O mercado estava praticamente vazio naquele horário da noite. Não era muito comum alguém sair pra fazer compras em um sábado a noite. Então tive todo o caminho livre pelos corredores pra pegar tudo que Taylor tinha em pedido. E tinha ficado feliz em ir sozinho, pra ter um pouco de sossego. Quando se cresce em uma família grande, você passa a valorizar o silêncio as vezes.

Não lembro dos meus pais verdadeiros. Não lembro se cheguei a viver com eles em algum momento da minha vida. Também não sei como eles se chamavam ou se estão vivos. Mas lembro de quando vivia em um orfanato cheio de outras crianças. Lembro dos quartos enormes cheios de beliche onde eu precisava dividir o espaço com várias outras crianças que não tinham mais ninguém.

Normalmente ninguém gosta de adotar uma criança mais velhas. Bebês sempre são a preferência de quem está tentando adotar. Mas acho que eu tive sorte, assim como meus irmãos, por termos sido escolhidos pelos nossos pais. Jasmine tinha sido a primeira a ser adotada. Mavie veio logo em seguida, depois o Joe e então a Taylor.

Quando eu cheguei, os quatro já estavam ali pra formar aquela família e eu tinha ganhado irmãos além de pais. Não gosto de pensar ou me lembrar da época que eu vivia em um orfanato. Eu ainda era muito pequeno quando fui adotado, mas me lembro de não me sentir feliz naquele lugar, porque não pertencia a ninguém. A nenhuma família. Porque me sentia sozinho.

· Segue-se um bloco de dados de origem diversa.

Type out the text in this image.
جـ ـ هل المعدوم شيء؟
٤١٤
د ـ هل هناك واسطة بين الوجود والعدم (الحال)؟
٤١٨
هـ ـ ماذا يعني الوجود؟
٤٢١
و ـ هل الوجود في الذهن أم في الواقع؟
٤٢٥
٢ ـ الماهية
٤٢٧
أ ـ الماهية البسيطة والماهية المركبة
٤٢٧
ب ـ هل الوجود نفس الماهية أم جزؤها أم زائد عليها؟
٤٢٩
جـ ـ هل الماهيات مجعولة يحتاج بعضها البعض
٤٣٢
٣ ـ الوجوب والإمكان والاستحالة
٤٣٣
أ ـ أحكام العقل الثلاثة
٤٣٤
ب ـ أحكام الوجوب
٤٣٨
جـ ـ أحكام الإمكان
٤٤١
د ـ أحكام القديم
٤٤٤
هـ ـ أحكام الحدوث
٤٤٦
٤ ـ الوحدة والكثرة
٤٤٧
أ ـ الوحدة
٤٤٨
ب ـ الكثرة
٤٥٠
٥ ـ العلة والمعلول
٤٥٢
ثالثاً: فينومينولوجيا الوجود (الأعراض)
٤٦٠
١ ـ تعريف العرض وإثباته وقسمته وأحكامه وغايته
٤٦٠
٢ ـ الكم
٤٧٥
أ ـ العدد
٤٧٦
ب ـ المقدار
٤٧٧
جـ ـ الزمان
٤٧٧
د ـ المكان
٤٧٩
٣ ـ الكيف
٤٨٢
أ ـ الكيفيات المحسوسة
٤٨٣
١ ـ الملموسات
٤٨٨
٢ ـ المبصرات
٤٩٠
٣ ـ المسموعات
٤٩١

Parei em frente a prateleira de doces, erguendo as mãos para esfregar a testa quando senti que estava começando a ficar com dor de cabeça. Precisava relaxar um pouco, porque aquelas últimas semanas estavam exigindo demais de mim, além de eu não conseguir parar de pensar em uma pessoa específica.

Olhei para a lista, vendo que Taylor não tinha especificado que doces queria. Mas eu conhecia o gosto da minha irmã, então escolhi o de sempre pra ela. Estava me afastando das prateleira quando esbarrei em alguém. Foi automático me virar para pedir desculpas, antes de ficar quieto quando vi quem era.

—Oi, Wyatt. Que bom ver você. —Brianna abriu um sorriso enorme, como se estivesse realmente feliz em me ver.

—Boa noite. —Soltei, acenando com a cabeça pra ela, porque não estava com vontade de ser simpático. E eu também não gostava de ser falso quando a pessoa em questão já tinha tentado me passar a perna.

—Que coincidência encontrar você aqui. A gente quase nem se fala nas aulas do teatro. —Comentou, apertando as mãos ao redor das alças da cesta de compras, como se estivesse nervosa. —Você está se saindo muito bem, sabia? Eu não fazia ideia de que você tinha tanto talento assim. Sempre acompanhei os seus jogos.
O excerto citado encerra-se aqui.